RUVg(countData, setOfNormGenes, k=1)

I pass these parameters to sleuth_fit with:

so <- sleuth_fit(so, ~ test1 + condition, 'test1') #with, *so* being the sleuth object and *test1* being a vector of length 4. The first two values correspond to one tissue and the last two to the other.

However, I experience behavior which I can not explain:

A: The result is very sensitive to the presented normalization values. Resulting in the fact that a small variation in the set of genes creates completely different results. As an example (with toy values)

• so$sample_to_covariates$test1 = c(-0.51,-0.5,0.5,0.51) #Looks reasonable in the vulcano plot and the pValues of the DEG are uniform with a peak at 0 (as described here)
• so$sample_to_covariates$test2 = c(-0.5, -0.5,0.5,0.51) #The vulcano plot looks like in the picture below, and the pValues are peaking at 1.

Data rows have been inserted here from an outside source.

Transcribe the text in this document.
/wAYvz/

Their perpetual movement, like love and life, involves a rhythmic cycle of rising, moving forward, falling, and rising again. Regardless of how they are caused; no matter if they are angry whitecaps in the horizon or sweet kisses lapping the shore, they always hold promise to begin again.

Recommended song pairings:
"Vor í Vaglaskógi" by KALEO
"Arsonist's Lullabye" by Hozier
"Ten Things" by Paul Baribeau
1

B: For results with reasonable vulcano plots and pValue distributions, the set of genes I set to be non-differential show more extreme beta-Values (see Fig, with beta-values on the y-Axis. No RUV-Normalization on top and the normalization below).

C: (Less of a problem, but still confusing to me)The results are identical when I swap the signs

• so$sample_to_covariates$test3 = c(-0.51,-0.5,0.5,0.51)*-1 # Results test3 are identical to test1

I am currently out of ideas finding a robust way to implement this method without making things even worse, any idea would be highly appreciated.